Prime Minister David Cameron has urged people to focus on local rather than national issues when they vote in Thursday’s council elections, in case his party gets next to no votes at all.
He told ITV News that local Conservative candidates would “look after your area” and “provide value for money” as opposed to the national ones who don’t give a f**k.
The party gained more than 200 seats four years ago, but is expected to make losses after what it called a “tough couple of months” when the electorate suddenly seemed to wake up to the fact that the country was being run by a bunch of bungling dim-witted clowns.
Mr Cameron – who launched the party’s election campaign last month – has urged local activists to be “proud” of their record in office and to promote it on the doorstep in order to distract voters from the party’s ludicrously abysmal record at national level.
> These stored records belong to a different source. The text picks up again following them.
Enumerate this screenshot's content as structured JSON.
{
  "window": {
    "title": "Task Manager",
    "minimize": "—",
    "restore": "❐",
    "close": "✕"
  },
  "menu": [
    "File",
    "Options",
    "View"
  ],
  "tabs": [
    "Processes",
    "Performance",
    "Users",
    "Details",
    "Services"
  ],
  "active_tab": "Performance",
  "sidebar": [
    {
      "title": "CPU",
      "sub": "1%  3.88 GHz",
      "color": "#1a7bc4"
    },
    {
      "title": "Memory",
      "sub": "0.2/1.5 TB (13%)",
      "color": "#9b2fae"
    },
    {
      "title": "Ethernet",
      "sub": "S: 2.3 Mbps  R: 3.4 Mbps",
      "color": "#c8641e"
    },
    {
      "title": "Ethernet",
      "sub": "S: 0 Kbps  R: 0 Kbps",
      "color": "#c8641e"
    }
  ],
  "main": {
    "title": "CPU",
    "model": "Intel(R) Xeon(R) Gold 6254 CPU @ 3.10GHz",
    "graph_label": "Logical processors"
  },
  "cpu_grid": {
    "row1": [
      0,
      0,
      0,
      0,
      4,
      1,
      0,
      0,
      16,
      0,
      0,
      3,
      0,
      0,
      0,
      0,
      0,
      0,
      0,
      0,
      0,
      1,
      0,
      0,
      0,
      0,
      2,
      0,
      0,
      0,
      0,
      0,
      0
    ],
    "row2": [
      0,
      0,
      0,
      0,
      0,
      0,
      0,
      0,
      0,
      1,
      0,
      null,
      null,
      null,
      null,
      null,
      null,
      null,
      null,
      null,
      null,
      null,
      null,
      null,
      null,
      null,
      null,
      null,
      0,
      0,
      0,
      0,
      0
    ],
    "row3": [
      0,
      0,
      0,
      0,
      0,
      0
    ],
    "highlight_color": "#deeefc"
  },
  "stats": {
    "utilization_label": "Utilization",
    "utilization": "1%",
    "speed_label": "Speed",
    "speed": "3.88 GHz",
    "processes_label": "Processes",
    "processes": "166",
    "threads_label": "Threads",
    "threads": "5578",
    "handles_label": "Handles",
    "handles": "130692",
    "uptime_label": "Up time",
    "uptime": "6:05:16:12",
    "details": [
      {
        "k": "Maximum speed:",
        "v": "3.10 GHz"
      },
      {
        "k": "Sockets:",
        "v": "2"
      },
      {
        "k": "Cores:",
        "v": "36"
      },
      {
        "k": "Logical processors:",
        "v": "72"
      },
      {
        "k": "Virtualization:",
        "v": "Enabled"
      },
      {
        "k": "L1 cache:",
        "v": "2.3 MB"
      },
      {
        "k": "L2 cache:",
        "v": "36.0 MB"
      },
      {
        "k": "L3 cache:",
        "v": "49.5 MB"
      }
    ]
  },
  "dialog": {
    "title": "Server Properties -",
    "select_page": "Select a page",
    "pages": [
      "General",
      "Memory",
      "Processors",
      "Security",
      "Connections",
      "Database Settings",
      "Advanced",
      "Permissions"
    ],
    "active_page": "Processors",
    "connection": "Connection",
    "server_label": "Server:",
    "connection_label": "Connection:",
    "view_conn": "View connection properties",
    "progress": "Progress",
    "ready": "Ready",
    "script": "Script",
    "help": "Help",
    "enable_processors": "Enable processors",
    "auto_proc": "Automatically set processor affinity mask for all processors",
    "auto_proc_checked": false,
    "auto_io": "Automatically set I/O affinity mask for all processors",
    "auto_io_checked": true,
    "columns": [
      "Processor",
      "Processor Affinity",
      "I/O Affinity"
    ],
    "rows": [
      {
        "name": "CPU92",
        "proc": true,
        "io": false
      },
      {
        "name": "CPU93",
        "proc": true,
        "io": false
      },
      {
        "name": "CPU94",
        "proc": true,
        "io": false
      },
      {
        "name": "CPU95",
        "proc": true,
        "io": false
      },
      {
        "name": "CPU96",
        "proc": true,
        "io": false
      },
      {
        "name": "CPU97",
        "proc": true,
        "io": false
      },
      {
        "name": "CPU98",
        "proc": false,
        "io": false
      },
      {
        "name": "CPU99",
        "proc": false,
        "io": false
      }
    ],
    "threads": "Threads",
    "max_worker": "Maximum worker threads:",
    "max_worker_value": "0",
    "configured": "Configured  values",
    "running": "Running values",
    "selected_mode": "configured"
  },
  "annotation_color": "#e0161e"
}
In an interview in the Downing Street garden, Mr Cameron said:
I recognise it’s a difficult time for families, it’s a tough time for families, when you’ve got a national government as incompetent as we are.
But I just hope that people will look at these elections and recognise it’s about electing your local council – it’s about who is going to keep the council tax down, who’s going to provide value for money, who’s going to look after your area, and not about a group of out-of-touch posh boys like me who are making such a mess of the country at national level.
A party spokesman played down any chance of repeating the successes of 2008, telling the BBC:
We have had a tough couple of months, but we were never expecting to do well in these elections, mainly because everyone’s finally realised how absolutely useless we are at running anything. However, this election is a test for Ed Miliband’s leadership. Labour should gain around 800 seats in these mid-term local elections – if they don’t it would be a bloody miracle considering the woeful mess we’ve been making of the economy and just about everything else.
But a Labour source said the number of seats the party was expected to gain were being overestimated:
This figure has been wildly inflated. Although the present government is particularly feckless, everyone knows we were pretty useless too the last time we were in power so we probably won’t gain as many seats as people think we will.
The Liberal Democrats were in confident mood last night, and expect to do much better than is predicted by experts. A spokesperson from the party explained the reason for the optimism:
We think we’re going to beat expectations, because we’re expecting a good turn out from our core voters – our immediate family members mainly. Our councillors are also going to try to persuade some of their friends to vote for them too and we think we might succeed in that strategy – which considering we sold out all our principles to the Tories for the sake of a taste of power would be pretty amazing really. We’re expecting to get around 15 – 20 in the elections tomorrow.
When asked if that was a little optimistic considering opinion polls were regularly putting the party on as little as 8-9%, the spokesperson said:
Oh no – that’s 15-20 seats not percentage.